1984 reste encore aujourd’hui une référence incontournable parmi les modèles littéraires de dénonciation du totalitarisme. Présentant la fiction d’un État omniprésent et omnipotent, il met au jour les risques d’une puissance totale qui serait accordée ou que s’arrogerait le pouvoir politique. Pourtant cet État se veut bienveillant, et beaucoup d’aspects des politiques publiques des démocraties contemporaines, telles la télésurveillance ou la volonté protéger les citoyens contre les futurs actes de ceux qui ne répondent pas à des normes psychiques (les « fous »), sont souvent rapprochés des mesures de « Big brother ». Est-ce à dire que la tendance naturelle de l’État, même démocratique, serait d’accroître sans cesse sa puissance et de ne pas pouvoir par nature la limiter ?

Se pose ici la question de savoir si l’État doit reconnaître des limites à sa puissance. Cette question se comprend à partir d’une simple définition des termes du sujet. L’État est en effet littéralement ce qui est stable, ce qui donne sa stabilité à la société, c’est-à-dire qu’il a pour but de réguler le jeu des libertés individuelles de telle sorte qu’il rende possible la coexistence des hommes sur un même territoire. Comme structure, l’État semble donc rendre possible la coexistence des hommes, et donc ne pas avoir pour essence de se limiter, puisque cette structure rend possible, dans ses moindres détails, la coexistence. À l’inverse, l’État est un moyen, c’est-à-dire qu’il n’existe qu’en fonction de ce que sont les libertés individuelles, et les possibilités de coexistence sociale. Il paraît alors possible de voir l’État comme une structure qui se limite, ou qui doit se limiter, pour ne réguler que ce qui est problématique dans la coexistence des individus.
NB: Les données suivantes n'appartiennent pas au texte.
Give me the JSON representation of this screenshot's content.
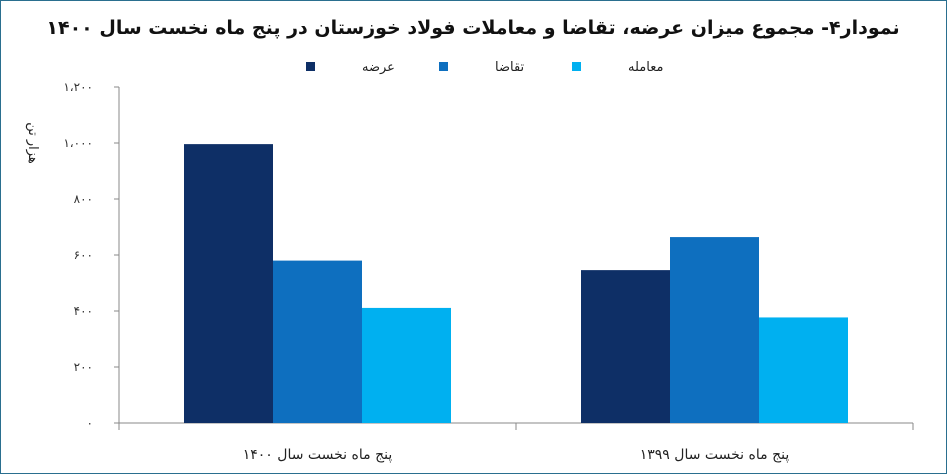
{
  "chart_data": {
    "type": "bar",
    "title": "نمودار۴- مجموع میزان عرضه، تقاضا و معاملات فولاد خوزستان در پنج ماه نخست سال ۱۴۰۰",
    "ylabel": "هزار تن",
    "xlabel": "",
    "categories": [
      "پنج  ماه  نخست سال  ۱۴۰۰",
      "پنج ماه نخست سال ۱۳۹۹"
    ],
    "series": [
      {
        "name": "عرضه",
        "color": "#0e2f66",
        "values": [
          996,
          546
        ]
      },
      {
        "name": "تقاضا",
        "color": "#0e6fbf",
        "values": [
          580,
          664
        ]
      },
      {
        "name": "معامله",
        "color": "#00b0f0",
        "values": [
          411,
          377
        ]
      }
    ],
    "ylim": [
      0,
      1200
    ],
    "yticks": [
      0,
      200,
      400,
      600,
      800,
      1000,
      1200
    ],
    "ytick_labels": [
      "۰",
      "۲۰۰",
      "۴۰۰",
      "۶۰۰",
      "۸۰۰",
      "۱،۰۰۰",
      "۱،۲۰۰"
    ],
    "legend_position": "top",
    "grid": false
  }
}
D’un aspect à l’autre de ces évidences se pose alors le problème de savoir si la coexistence des libertés individuelles peut exister hors de l’État, ou si cette coexistence est fondamentalement impossible sans que préexiste une structure.

Nous chercherons tout d’abord à montrer que l’État n’a pas vocation à limiter sa puissance, puisqu’il relève d’une nécessité naturelle, au sens où les individus ne possèdent pas d’abord une liberté homogène aux exigences réciproques de libertés des autres individus qui coexistent avec eux sur un même territoire (I). Cette perception de l’État nous apparaîtra néanmoins comme éminemment problématique, dans la mesure où l’État s’arroge ainsi un pouvoir nuisant rapidement à l’existence de libertés qui ne sont pas en elles-mêmes négatrices d’autres libertés (II). Cette remarque nous conduira alors à montrer que l’État ne doit limiter sa puissance qu’à la condition qu’il repose sur une souveraineté populaire, seule garante du fait que le pouvoir de l’État est exactement celui des individus associés (III).